Cuando terminó la reunión, Jaylene regresó a su oficina con paso firme, con el rostro tan sombrío como una nube de tormenta. Bryn se apresuró a preguntarle cómo había ido. Jaylene esbozó una mueca de desprecio mientras le explicaba las exigencias de Mason, escupiendo su desdén. «¡Mason está en las nubes! Están haciendo valer mil millones como cebo, con la esperanza de atrapar a una empresa competente para que salve su barco que se hunde sin aportar ni un centavo de su propio bolsillo».
Si Mason la hubiera elegido a ella, al menos habría habido una oportunidad. ¿Pero Gabriela? ¿Esa muñeca sin cerebro? Se estaba dirigiendo directamente a un callejón sin salida.
Bryn frunció el ceño, inquieto. Algo no cuadraba. Tanto el Grupo Williams como el Grupo Vásquez estaban luchando con uñas y dientes por este mismo proyecto. Si realmente fuera una farsa, ¿por qué se disputarían el proyecto gigantes como esos? Sospechaba que Jaylene no había presentado nada sólido y que Mason la había rechazado de plano. Ahora estaba menospreciando a los demás para ocultar su humillación.
Los demás comerciales pensaban lo mismo. Cali se inclinó hacia su vecina y le susurró con una sonrisa burlona: «No pudo conseguirlo, así que ahora está poniendo excusas».
El rostro de Jaylene se ensombreció, la furia le ardía en el pecho mientras las risitas silenciosas se extendían por la sala. En su interior, se aferraba a la desesperada esperanza de que Gabriela rechazara el proyecto de Mason. Perder ante esa mujer sería insoportable, una vergüenza que Jaylene nunca podría tragar.
Pero el destino se burló de ella. Al día siguiente, se extendió por toda la empresa la noticia de que Gabriela había cerrado un acuerdo con Alphacom Electronics. Ante las cámaras, con Wesley y los altos ejecutivos de Apex Group como testigos, Gabriela y Mason firmaron el contrato y se dieron la mano, sellando la asociación. El equipo de ventas de Bryn estalló en una oleada de conmoción.

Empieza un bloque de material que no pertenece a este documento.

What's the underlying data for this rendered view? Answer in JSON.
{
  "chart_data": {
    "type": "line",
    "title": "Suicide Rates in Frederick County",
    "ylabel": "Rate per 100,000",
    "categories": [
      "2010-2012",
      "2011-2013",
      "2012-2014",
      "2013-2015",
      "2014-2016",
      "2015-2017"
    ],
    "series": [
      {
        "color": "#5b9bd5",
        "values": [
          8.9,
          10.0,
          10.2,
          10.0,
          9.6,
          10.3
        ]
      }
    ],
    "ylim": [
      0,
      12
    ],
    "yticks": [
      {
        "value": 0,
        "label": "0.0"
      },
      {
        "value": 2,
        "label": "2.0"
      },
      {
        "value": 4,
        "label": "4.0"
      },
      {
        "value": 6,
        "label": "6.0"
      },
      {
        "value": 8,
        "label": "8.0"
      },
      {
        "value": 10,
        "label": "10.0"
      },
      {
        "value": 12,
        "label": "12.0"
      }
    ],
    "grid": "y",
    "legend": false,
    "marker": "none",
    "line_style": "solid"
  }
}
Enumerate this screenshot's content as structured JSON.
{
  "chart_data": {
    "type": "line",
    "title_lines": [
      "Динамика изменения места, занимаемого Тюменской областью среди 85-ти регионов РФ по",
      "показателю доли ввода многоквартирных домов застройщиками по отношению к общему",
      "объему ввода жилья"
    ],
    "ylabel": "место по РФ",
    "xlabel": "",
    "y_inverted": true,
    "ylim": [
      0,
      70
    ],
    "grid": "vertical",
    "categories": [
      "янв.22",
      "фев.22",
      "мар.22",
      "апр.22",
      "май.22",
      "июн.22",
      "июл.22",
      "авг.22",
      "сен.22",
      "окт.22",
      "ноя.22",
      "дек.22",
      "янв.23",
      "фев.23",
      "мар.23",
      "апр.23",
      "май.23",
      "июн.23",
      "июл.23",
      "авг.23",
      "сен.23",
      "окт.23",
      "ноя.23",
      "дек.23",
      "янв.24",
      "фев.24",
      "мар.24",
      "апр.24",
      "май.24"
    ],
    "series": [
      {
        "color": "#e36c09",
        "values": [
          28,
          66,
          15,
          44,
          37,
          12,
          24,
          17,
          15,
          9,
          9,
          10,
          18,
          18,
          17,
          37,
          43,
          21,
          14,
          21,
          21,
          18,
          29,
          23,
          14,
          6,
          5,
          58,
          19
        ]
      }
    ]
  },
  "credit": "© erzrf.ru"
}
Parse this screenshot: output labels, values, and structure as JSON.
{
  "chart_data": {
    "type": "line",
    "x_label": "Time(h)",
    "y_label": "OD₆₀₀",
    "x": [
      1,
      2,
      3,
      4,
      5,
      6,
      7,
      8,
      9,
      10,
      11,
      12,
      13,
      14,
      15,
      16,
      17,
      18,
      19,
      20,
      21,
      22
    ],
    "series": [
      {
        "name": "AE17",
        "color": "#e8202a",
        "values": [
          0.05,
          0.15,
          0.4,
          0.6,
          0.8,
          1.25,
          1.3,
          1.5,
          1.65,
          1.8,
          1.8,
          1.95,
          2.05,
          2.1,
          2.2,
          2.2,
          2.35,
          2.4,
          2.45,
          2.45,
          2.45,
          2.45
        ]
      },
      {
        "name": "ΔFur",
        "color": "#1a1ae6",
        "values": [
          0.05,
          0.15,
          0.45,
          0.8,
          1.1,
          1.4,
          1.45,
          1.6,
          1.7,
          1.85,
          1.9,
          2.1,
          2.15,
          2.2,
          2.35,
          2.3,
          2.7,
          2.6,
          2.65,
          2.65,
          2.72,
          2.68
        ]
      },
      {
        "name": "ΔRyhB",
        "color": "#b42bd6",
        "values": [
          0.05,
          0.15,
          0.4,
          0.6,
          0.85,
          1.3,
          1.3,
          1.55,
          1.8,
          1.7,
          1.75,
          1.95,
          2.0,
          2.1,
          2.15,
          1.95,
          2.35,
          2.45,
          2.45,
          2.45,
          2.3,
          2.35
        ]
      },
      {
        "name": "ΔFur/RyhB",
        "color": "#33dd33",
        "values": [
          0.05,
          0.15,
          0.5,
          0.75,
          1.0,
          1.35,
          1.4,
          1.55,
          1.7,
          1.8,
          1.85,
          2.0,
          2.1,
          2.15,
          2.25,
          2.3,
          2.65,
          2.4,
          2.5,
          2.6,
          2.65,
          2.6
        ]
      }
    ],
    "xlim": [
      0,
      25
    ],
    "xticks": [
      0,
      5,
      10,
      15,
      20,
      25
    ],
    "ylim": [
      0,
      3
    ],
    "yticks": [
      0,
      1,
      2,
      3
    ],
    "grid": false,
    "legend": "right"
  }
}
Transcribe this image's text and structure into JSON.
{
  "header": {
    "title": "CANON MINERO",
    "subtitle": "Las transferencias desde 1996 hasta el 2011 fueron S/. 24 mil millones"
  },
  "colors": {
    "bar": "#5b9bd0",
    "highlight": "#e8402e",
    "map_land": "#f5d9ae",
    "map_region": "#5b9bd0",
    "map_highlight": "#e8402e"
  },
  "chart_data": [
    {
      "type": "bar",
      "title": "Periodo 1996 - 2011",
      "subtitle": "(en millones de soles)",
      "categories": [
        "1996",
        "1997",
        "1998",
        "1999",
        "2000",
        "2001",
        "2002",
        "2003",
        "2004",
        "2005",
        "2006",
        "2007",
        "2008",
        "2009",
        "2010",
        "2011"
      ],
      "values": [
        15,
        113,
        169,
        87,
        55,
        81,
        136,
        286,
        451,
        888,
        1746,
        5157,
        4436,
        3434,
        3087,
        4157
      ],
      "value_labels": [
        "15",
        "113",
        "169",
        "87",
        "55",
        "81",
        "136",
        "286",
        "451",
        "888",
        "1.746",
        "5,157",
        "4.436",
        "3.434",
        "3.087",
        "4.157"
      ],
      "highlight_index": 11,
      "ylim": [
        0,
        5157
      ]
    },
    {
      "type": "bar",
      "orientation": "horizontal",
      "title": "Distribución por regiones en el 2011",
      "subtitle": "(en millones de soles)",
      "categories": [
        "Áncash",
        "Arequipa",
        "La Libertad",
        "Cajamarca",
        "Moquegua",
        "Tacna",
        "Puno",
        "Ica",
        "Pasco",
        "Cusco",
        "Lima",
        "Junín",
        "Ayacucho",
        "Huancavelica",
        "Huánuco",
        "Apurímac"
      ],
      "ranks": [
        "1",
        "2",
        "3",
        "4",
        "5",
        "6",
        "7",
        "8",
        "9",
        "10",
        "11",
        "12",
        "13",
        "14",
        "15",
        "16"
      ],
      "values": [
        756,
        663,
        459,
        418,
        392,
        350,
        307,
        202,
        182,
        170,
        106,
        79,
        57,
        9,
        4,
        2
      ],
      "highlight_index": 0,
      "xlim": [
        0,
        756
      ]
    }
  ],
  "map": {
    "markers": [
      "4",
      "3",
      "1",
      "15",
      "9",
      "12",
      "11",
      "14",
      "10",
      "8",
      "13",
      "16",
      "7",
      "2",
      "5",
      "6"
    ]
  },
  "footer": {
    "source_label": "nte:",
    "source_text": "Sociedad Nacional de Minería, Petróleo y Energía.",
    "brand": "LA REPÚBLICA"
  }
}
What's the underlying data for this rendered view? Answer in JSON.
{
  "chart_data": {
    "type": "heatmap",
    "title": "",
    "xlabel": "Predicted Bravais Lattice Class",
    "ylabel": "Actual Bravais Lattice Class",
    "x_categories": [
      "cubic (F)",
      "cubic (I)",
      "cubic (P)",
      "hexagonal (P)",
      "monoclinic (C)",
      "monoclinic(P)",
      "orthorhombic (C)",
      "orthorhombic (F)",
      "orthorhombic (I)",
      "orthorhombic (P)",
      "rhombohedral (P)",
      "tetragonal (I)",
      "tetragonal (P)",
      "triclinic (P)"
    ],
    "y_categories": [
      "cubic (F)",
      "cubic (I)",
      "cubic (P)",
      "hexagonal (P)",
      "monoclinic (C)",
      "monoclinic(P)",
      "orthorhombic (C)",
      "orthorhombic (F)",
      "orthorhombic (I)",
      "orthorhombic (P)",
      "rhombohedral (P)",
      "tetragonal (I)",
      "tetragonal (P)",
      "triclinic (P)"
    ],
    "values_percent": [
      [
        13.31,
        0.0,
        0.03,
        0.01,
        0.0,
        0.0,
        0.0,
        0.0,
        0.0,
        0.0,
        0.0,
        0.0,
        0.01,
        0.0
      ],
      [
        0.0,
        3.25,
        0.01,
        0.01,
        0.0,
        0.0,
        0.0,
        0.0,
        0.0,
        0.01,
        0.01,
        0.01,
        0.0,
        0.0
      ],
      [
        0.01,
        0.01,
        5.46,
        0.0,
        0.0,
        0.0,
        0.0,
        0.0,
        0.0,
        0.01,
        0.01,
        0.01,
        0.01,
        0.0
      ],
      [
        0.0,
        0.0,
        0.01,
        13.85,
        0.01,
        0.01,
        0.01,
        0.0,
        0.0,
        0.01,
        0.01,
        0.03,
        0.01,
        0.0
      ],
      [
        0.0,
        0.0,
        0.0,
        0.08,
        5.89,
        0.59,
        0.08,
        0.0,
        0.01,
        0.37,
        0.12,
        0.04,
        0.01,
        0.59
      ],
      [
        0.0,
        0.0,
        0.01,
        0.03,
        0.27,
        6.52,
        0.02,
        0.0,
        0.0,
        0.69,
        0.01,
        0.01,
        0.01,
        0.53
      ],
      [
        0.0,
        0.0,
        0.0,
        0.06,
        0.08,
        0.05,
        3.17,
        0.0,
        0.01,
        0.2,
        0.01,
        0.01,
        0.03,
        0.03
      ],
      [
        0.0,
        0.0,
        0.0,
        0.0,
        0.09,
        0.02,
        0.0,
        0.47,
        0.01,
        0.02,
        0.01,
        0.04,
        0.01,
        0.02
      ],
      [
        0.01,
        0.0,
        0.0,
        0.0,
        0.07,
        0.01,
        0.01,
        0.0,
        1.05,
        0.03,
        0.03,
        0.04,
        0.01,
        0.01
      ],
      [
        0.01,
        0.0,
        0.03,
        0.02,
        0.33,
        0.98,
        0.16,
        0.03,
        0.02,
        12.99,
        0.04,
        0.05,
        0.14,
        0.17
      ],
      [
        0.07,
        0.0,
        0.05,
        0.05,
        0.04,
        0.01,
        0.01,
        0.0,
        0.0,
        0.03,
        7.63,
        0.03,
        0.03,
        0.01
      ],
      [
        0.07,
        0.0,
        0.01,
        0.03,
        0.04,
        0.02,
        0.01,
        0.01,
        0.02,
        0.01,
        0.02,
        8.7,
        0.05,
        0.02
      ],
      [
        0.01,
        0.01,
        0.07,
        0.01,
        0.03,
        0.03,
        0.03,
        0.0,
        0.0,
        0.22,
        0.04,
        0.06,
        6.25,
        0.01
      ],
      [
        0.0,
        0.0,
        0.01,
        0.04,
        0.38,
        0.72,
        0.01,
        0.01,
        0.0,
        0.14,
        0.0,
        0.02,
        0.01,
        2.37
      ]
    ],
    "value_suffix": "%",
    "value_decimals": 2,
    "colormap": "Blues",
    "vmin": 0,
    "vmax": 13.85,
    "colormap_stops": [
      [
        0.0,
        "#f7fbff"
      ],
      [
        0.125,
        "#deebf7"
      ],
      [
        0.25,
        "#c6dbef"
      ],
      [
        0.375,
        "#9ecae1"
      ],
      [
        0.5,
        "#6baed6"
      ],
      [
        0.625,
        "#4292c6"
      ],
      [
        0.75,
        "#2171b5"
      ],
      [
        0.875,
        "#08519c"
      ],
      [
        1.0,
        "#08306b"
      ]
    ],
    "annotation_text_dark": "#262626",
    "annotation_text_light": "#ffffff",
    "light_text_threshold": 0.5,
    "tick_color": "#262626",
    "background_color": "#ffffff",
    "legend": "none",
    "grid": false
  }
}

De pie en medio del caos, Bryn recordó el día en que había echado a Gabriela de su equipo de ventas. El arrepentimiento le golpeó como una piedra en el pecho. Si hubiera conocido el verdadero potencial de Gabriela, nunca habría respaldado a Jaylene. Ahora la oportunidad se había esfumado, y Nina se había llevado el botín.
Para echar sal en la herida, Nina llegó acompañada de Aubrey, ambas irradiando satisfacción.
—Cuando Gabriela fue trasladada, dejó algunos documentos —dijo Nina con suavidad—. Solo he venido a recogerlos por ella.
Los labios de Bryn se curvaron en una sonrisa sarcástica. «Señorita Gibson, ¿cómo es que una simple comercial como Gabriela le tiene haciendo recados?»
Nina se mantuvo serena, con la sonrisa intacta. «Gabriela está ocupada en este momento; está a punto de salir para una reunión en Alphacom Electronics».
Aubrey, con las manos firmemente apoyadas en las caderas, intervino alegremente. «¡Nos dijo que una vez que se cierre este trato, compartiremos la comisión! Ella consigue un contrato enorme y nosotras solo hacemos recados. Parece justo, ¿no?